One of the main things you learn when you talk to Temple Grandin is that she lives to create solutions. Whether it’s finding a humane way to walk cattle through a slaughter house or it’s finding a way to engage a child’s individual imagination, she is excited to brainstorm and find a viable path. As soon as Temple Grandin found out that I was an Autism Mom, she wanted to know all about my son. What were his interests? What was I doing to feed his interests? One of the things Temple seems very sure about is that we shouldn’t allow children on the spectrum to just wither away by themselves playing useless games that don’t teach them anything useful. And let’s face it there are lots of those games out there.
After my interview with Temple was done and after she had given me great marriage advice and had adjusted my personal goals as a woman, Temple returned to the subject of my son. I had told her that my son is good in math. We started there. She asked for a piece of paper. Initially I gave her a small index card. That didn’t satisfy her. She needed a bigger canvas. We found a sheet of paper and a pen and Temple began to write her personal prescription for my son.
For those of you who have math directed children, here is what she wrote.
Khan Academy – Math Classes
Coursera – Free classes at Universities
Udacity – Free programming
She described the importance of giving my son an opportunity to learn math that is not at his current grade level.

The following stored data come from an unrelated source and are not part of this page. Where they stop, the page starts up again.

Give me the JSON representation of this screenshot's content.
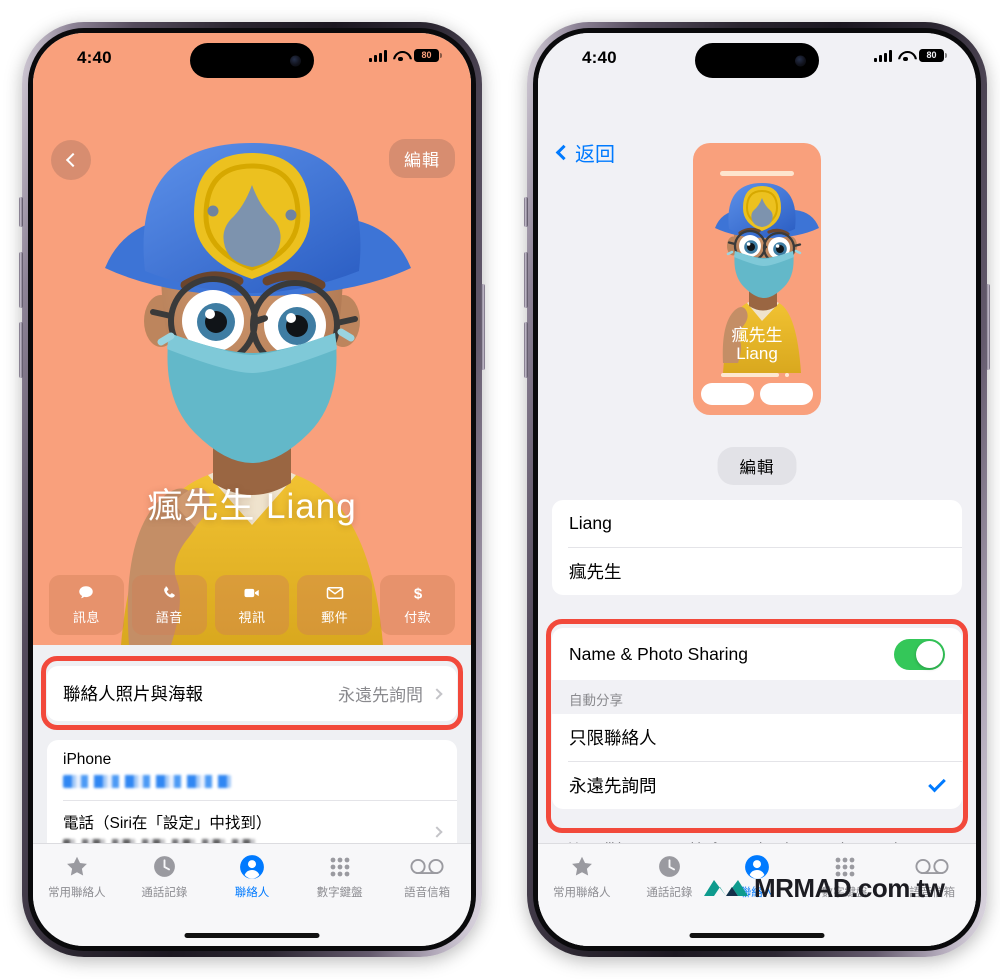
{
  "left_phone": {
    "status_bar": {
      "time": "4:40",
      "battery": "80",
      "signal_icon": "cellular-signal-icon",
      "wifi_icon": "wifi-icon",
      "battery_icon": "battery-icon"
    },
    "poster": {
      "back_icon": "back-chevron-icon",
      "edit_label": "編輯",
      "contact_name": "瘋先生 Liang",
      "background_color": "#F9A07C",
      "actions": [
        {
          "icon": "message-icon",
          "label": "訊息"
        },
        {
          "icon": "phone-icon",
          "label": "語音"
        },
        {
          "icon": "video-icon",
          "label": "視訊"
        },
        {
          "icon": "mail-icon",
          "label": "郵件"
        },
        {
          "icon": "dollar-icon",
          "label": "付款"
        }
      ]
    },
    "rows": {
      "contact_photo_poster": {
        "title": "聯絡人照片與海報",
        "value": "永遠先詢問",
        "chevron_icon": "chevron-right-icon",
        "highlighted": true
      },
      "iphone_label": "iPhone",
      "iphone_number": "[redacted phone number]",
      "siri_row": {
        "title": "電話（Siri在「設定」中找到）",
        "value": "[redacted]",
        "chevron_icon": "chevron-right-icon"
      }
    },
    "tabs": [
      {
        "icon": "star-icon",
        "label": "常用聯絡人",
        "active": false
      },
      {
        "icon": "recents-clock-icon",
        "label": "通話記錄",
        "active": false
      },
      {
        "icon": "contacts-person-icon",
        "label": "聯絡人",
        "active": true
      },
      {
        "icon": "keypad-icon",
        "label": "數字鍵盤",
        "active": false
      },
      {
        "icon": "voicemail-icon",
        "label": "語音信箱",
        "active": false
      }
    ]
  },
  "right_phone": {
    "status_bar": {
      "time": "4:40",
      "battery": "80",
      "signal_icon": "cellular-signal-icon",
      "wifi_icon": "wifi-icon",
      "battery_icon": "battery-icon"
    },
    "back_label": "返回",
    "back_icon": "back-chevron-icon",
    "poster_preview": {
      "name_line1": "瘋先生",
      "name_line2": "Liang",
      "background_color": "#F9A07C"
    },
    "edit_label": "編輯",
    "name_fields": [
      {
        "value": "Liang"
      },
      {
        "value": "瘋先生"
      }
    ],
    "sharing": {
      "toggle_label": "Name & Photo Sharing",
      "toggle_on": true,
      "toggle_color": "#34C759",
      "group_header": "自動分享",
      "options": [
        {
          "label": "只限聯絡人",
          "selected": false
        },
        {
          "label": "永遠先詢問",
          "selected": true,
          "check_icon": "checkmark-icon"
        }
      ],
      "highlighted": true
    },
    "footnote": "You will be prompted before updated name, photo, and poster are shared.",
    "tabs": [
      {
        "icon": "star-icon",
        "label": "常用聯絡人",
        "active": false
      },
      {
        "icon": "recents-clock-icon",
        "label": "通話記錄",
        "active": false
      },
      {
        "icon": "contacts-person-icon",
        "label": "聯絡人",
        "active": true
      },
      {
        "icon": "keypad-icon",
        "label": "數字鍵盤",
        "active": false
      },
      {
        "icon": "voicemail-icon",
        "label": "語音信箱",
        "active": false
      }
    ]
  },
  "watermark": {
    "text": "MRMAD.com.tw",
    "logo_icon": "mrmad-logo-icon",
    "logo_color": "#0E9B8E"
  },
  "highlight_color": "#F2493B"
}
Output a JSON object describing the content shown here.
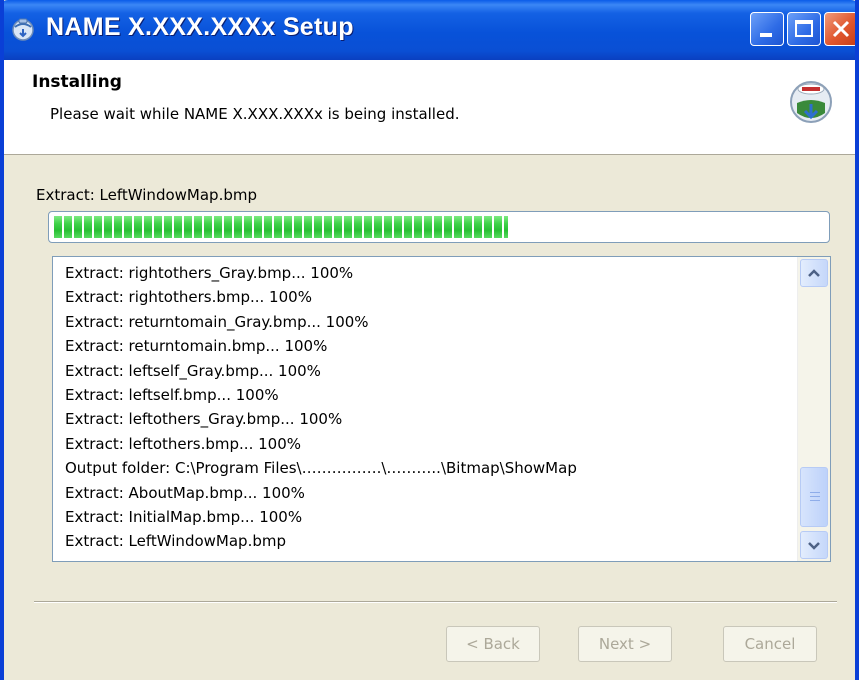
{
  "window": {
    "title": "NAME  X.XXX.XXXx Setup"
  },
  "header": {
    "title": "Installing",
    "subtitle": "Please wait while NAME X.XXX.XXXx is being installed."
  },
  "status": {
    "current": "Extract: LeftWindowMap.bmp",
    "progress_fraction": 0.59
  },
  "log": [
    "Extract: rightothers_Gray.bmp... 100%",
    "Extract: rightothers.bmp... 100%",
    "Extract: returntomain_Gray.bmp... 100%",
    "Extract: returntomain.bmp... 100%",
    "Extract: leftself_Gray.bmp... 100%",
    "Extract: leftself.bmp... 100%",
    "Extract: leftothers_Gray.bmp... 100%",
    "Extract: leftothers.bmp... 100%",
    "Output folder: C:\\Program Files\\…………….\\………..\\Bitmap\\ShowMap",
    "Extract: AboutMap.bmp... 100%",
    "Extract: InitialMap.bmp... 100%",
    "Extract: LeftWindowMap.bmp"
  ],
  "buttons": {
    "back_label": "< Back",
    "next_label": "Next >",
    "cancel_label": "Cancel"
  },
  "icons": {
    "app": "installer-globe-icon",
    "header": "nsis-installer-logo-icon"
  },
  "colors": {
    "titlebar": "#0A4FD4",
    "progress": "#28C033",
    "face": "#ECE9D8"
  }
}
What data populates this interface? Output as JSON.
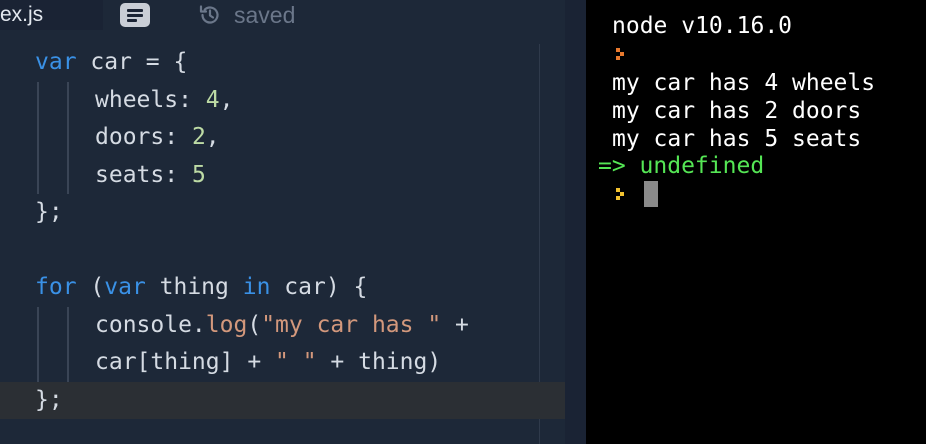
{
  "editor": {
    "active_tab": "ex.js",
    "saved_label": "saved",
    "lines": [
      {
        "tokens": [
          {
            "t": "var",
            "c": "kw"
          },
          {
            "t": " car = {",
            "c": "plain"
          }
        ]
      },
      {
        "tokens": [
          {
            "t": "wheels: ",
            "c": "plain"
          },
          {
            "t": "4",
            "c": "num"
          },
          {
            "t": ",",
            "c": "plain"
          }
        ]
      },
      {
        "tokens": [
          {
            "t": "doors: ",
            "c": "plain"
          },
          {
            "t": "2",
            "c": "num"
          },
          {
            "t": ",",
            "c": "plain"
          }
        ]
      },
      {
        "tokens": [
          {
            "t": "seats: ",
            "c": "plain"
          },
          {
            "t": "5",
            "c": "num"
          }
        ]
      },
      {
        "tokens": [
          {
            "t": "};",
            "c": "plain"
          }
        ]
      },
      {
        "tokens": []
      },
      {
        "tokens": [
          {
            "t": "for",
            "c": "kw"
          },
          {
            "t": " (",
            "c": "plain"
          },
          {
            "t": "var",
            "c": "kw"
          },
          {
            "t": " thing ",
            "c": "plain"
          },
          {
            "t": "in",
            "c": "kw"
          },
          {
            "t": " car) {",
            "c": "plain"
          }
        ]
      },
      {
        "tokens": [
          {
            "t": "console.",
            "c": "plain"
          },
          {
            "t": "log",
            "c": "str"
          },
          {
            "t": "(",
            "c": "plain"
          },
          {
            "t": "\"my car has \"",
            "c": "str"
          },
          {
            "t": " +",
            "c": "plain"
          }
        ]
      },
      {
        "tokens": [
          {
            "t": "car[thing] + ",
            "c": "plain"
          },
          {
            "t": "\" \"",
            "c": "str"
          },
          {
            "t": " + thing)",
            "c": "plain"
          }
        ]
      },
      {
        "tokens": [
          {
            "t": "};",
            "c": "plain"
          }
        ]
      }
    ]
  },
  "console": {
    "version": "node v10.16.0",
    "output_lines": [
      "my car has 4 wheels",
      "my car has 2 doors",
      "my car has 5 seats"
    ],
    "result": "=> undefined"
  },
  "colors": {
    "keyword": "#3a91e6",
    "number": "#bddba5",
    "string": "#d3987c",
    "result": "#55e655",
    "prompt_first": "#e8792e",
    "prompt_active": "#f2c230"
  },
  "icons": {
    "document": "document-icon",
    "saved": "history-icon",
    "prompt": "prompt-chevron-icon"
  }
}
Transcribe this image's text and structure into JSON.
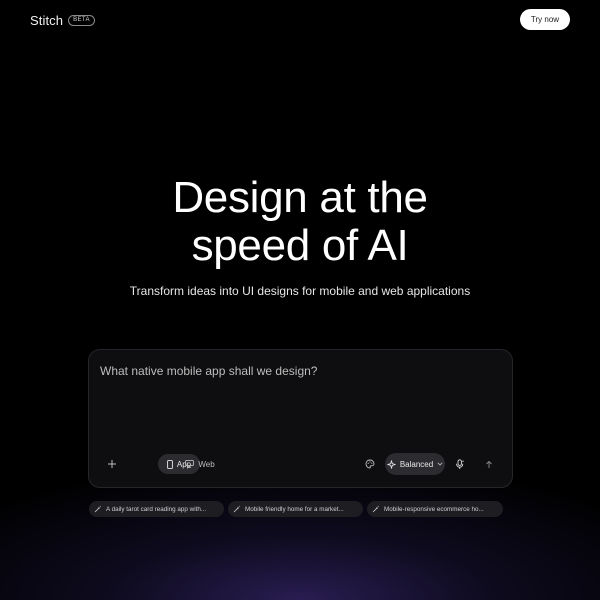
{
  "header": {
    "logo_text": "Stitch",
    "badge": "BETA",
    "cta_label": "Try now"
  },
  "hero": {
    "title_line1": "Design at the",
    "title_line2": "speed of AI",
    "subtitle": "Transform ideas into UI designs for mobile and web applications"
  },
  "prompt": {
    "placeholder": "What native mobile app shall we design?",
    "value": "",
    "toolbar": {
      "add_icon": "plus-icon",
      "app_label": "App",
      "app_icon": "phone-icon",
      "web_label": "Web",
      "web_icon": "monitor-icon",
      "palette_icon": "palette-icon",
      "model_label": "Balanced",
      "model_icon": "sparkle-icon",
      "mic_icon": "microphone-icon",
      "send_icon": "arrow-up-icon"
    }
  },
  "suggestions": [
    {
      "label": "A daily tarot card reading app with...",
      "icon": "magic-wand-icon"
    },
    {
      "label": "Mobile friendly home for a market...",
      "icon": "magic-wand-icon"
    },
    {
      "label": "Mobile-responsive ecommerce ho...",
      "icon": "magic-wand-icon"
    }
  ],
  "colors": {
    "background": "#000000",
    "card": "#0e0e10",
    "pill": "#2c2c30",
    "chip": "#1e1e22",
    "glow": "#302260"
  }
}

I told her that he does exceptionally well on standardized math tests, but not as good in the classroom math. She encouraged me to “get over” that and instead focus on the math he will use later on, not the “baby math” they do in elementary school.
She saw a look of fear cross my face and asked me what my hesitation was. I admitted the stark truth that I am borderline hopeless at math and even his 4th grade “baby math” is kicking my keister! How on earth was I supposed to keep up if he started taking college level classes? She smiled, it turns out math isn’t her strong suit either, so there was no judgment. She did, however, suggest that I get him a math mentor, someone who could show him a thing or two. She also thought it would be good to humor his request to learn welding! And to feed his desire to build robots by finding a robotics class. It was great advice. All of it was great advice, but just a little overwhelming. Where was I going to find a math/inventor mentor who had time for my kid? Or a class that was going to welcome a quirky nine year old and teach him how to safely use a blow torch? Temple, ever the problem solver, suggested I call around and look online. I thanked her and promised I would. That’s when I said good bye to her and we went on our merry ways.
I did spend a fair amount of time online and started tracking down leads. Some of which were promising, others dead ends. Then last Saturday while at a garage sale I hit upon the mother lode. I love garage sales. You find interesting things and people at garage sales. At this particular garage sale my son found a really cool robot and while he was checking it out, I was checking out an array of other stuff on the driveway. There was a motor bike that had been made from scratch…all welded. There was a bike frame, hand welded and parts of engines and inventions everywhere. I had to ask who was responsible. I could feel Temple nudging me between the shoulder blades! The owner of the home introduced me to her son; a sixteen year old inventor, who welds, and plans on going to college for aeronautic engineering because….you guessed it, he wants to build robots. Ladies and gentleman we have a mentor! The fact that he is 16 and understands how teenagers talk and can give my kid pointers on fitting in, icing on the cake!
Have I been able to implement all of Temple’s advice yet? Not by a long shot! Baby steps, I remind myself.